Georgia officials say the antique artillery piece belongs to them. Atlanta representatives say it's the city's. Federal officials say it could be the U.S. Army's. And then there is Arkansas, where the cannon was once used to train cadets.

Spalding County Sheriff's Investigator Josh Pitts says he's waiting on the proper paperwork to determine the owner. And he knows, "I'll probably never discover another cannon in my career."

The 26-year-old lawman told The Atlanta Journal-Constitution that the 780-pound cannon was discovered when officers searched a home Feb. 8.

First, they found a stolen pickup and a 53-foot trailer full of fireworks. Inside the house was a wooden box. Tucked away in the box was the bronze cannon barrel adorned with an eagle.

"I was never a history enthusiast in school," Pitts said. "But I've learned a lot in the last month."

The cannon's trip to Georgia began more than 150 years ago in Boston, where the Cyrus Alger Co. produced 12-pound howitzers. Records show that it next went to the Arkansas Military Institute, the newspaper reported Saturday. About 10 years later, the institute's cadets used it in the Civil War.

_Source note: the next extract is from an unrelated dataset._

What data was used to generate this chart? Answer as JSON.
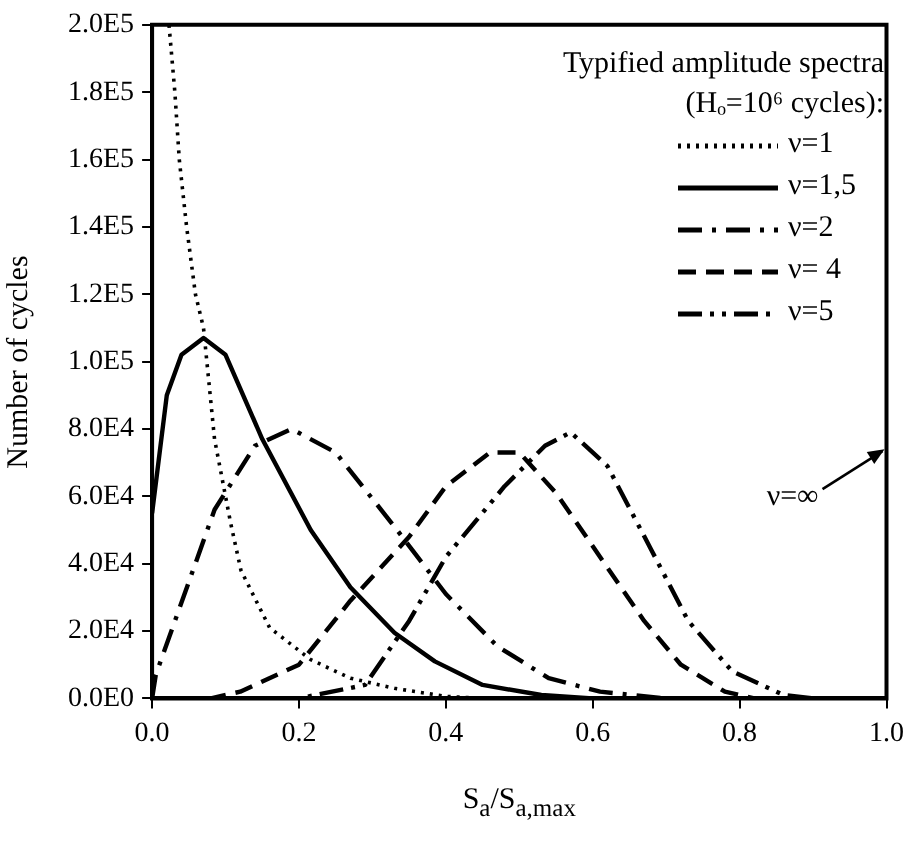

Steve McAteer, the director of the MacArthur Museum of Arkansas Military History in Little Rock, said the museum's records trace the cannon to Virginia, where it was lost in battle.

It turned up in 1887 when Georgia officials delivered four cannons, including one with an eagle on the barrel, to the city of Atlanta for display.

Michael Hitt, a Roswell police officer and Civil War enthusiast, said he helped restore the cannons in 1984 in Atlanta's Grant Park, and recorded their characteristics. One, he noted, bore an eagle. It had lost the knob at the barrel's base, like the one recovered in Spalding County.

Camille Love, who heads the cultural affairs division of Atlanta's parks department, asserted that the recovered barrel is definitely from Grant Park. She said thieves either stole it from a monument or swiped it while it was in transit to storage.